|Culture, Environment, and Food to Prevent Vitamin A Deficiency (International Nutrition Foundation for Developing Countries - INFDC, 1997, 208 pages)|
|Part I. Vitamin A in food and diets|
|1. Vitamin A and food: The current situation|
This book is structured to give the reader the logical flow of our research process to create the FES protocol, the final result which is a manual presented in the companion volume. The book contains four parts: 1) the background of knowledge on vitamin A in food and diets; 2) creating the protocol; 3) the community assessments of natural food sources of vitamin A that tested the protocol; and 4) the final section that contributes new understanding about community deficiency of vitamin A. Following this introduction, we discuss the factors involved in understanding vitamin A in food and diets with emphasis on populations at risk for vitamin A deficiency (Chapter 2). Chapter 3 describes how the process evolved through the International Union of Nutritional Sciences, Committee II/6 in Nutrition and Anthropology, with funding from the International Development Research Centre of Canada. We also describe the FES methods developed for testing in five diverse cultural and environmental areas where vitamin A is at risk.
The manual was tested with the Aetas of Canawan in the Philippines during wet and dry seasons, with the Hausas of Filingué in Niger, with the people of Doumen of Kai Feng Municipality in China, with the Comunidad Campesino of Chamis and the Barrio San Vicente of Cajamarca in Peru, and with the people of Sheriguda Village of the Ranga Reddy District of Andhra Pradesh in India.

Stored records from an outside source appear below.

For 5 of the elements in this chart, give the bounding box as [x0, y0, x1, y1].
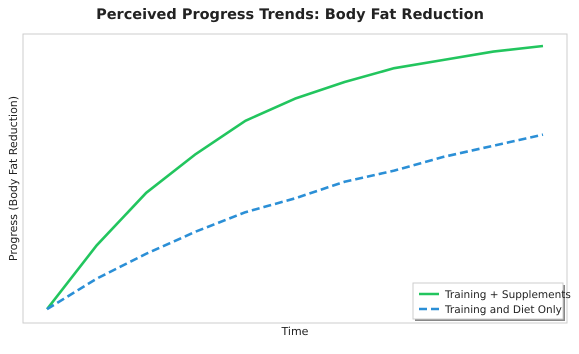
x-axis-title: Time: [280, 325, 309, 338]
y-axis-title: Progress (Body Fat Reduction): [7, 96, 20, 262]
legend-label: Training + Supplements: [444, 289, 571, 301]
legend-label: Training and Diet Only: [444, 304, 562, 316]
chart-title: Perceived Progress Trends: Body Fat Reduction: [96, 7, 484, 23]
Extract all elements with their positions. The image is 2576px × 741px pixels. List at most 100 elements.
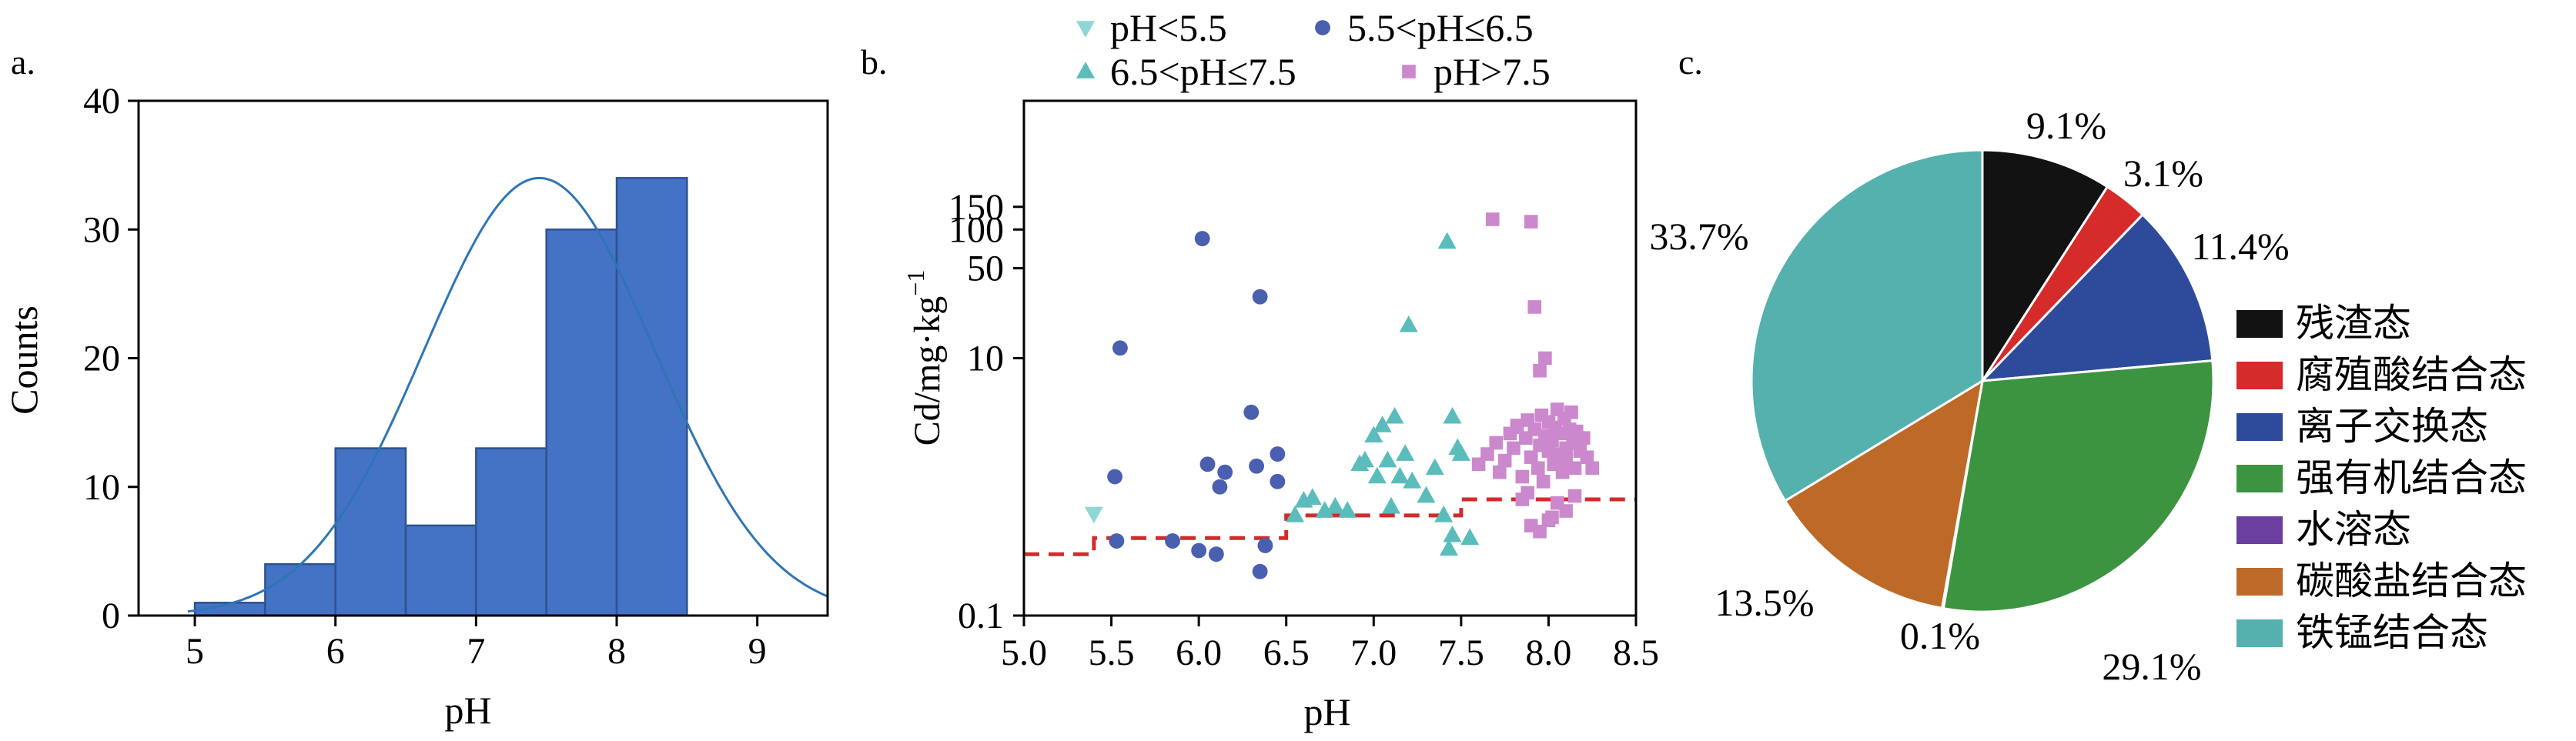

In Chapters 4 through 8, reports from the research teams in these five areas relate their experiences with the FES protocol, and important findings that resulted from using the protocol in their countries.
Chapter 9 summarizes key points of the field tests from a methodological perspective. It also includes general observations concerning culture, environment, and vitamin A deficiency. As future studies are conducted with the manual, we hope the methodology provided by the FES structure will serve as the framework for systematic cross-cultural comparisons on a broader database. The chapter concludes with a discussion of utilization of knowledge about culture and environment in developing interventions to prevent vitamin A deficiency.
References are given at the end of the book. These are followed by an Appendix that gives the Table of Contents of the manual, entitled Community Assessment of Natural Food Sources of Vitamin A: Guidelines for an Ethnographic Protocol.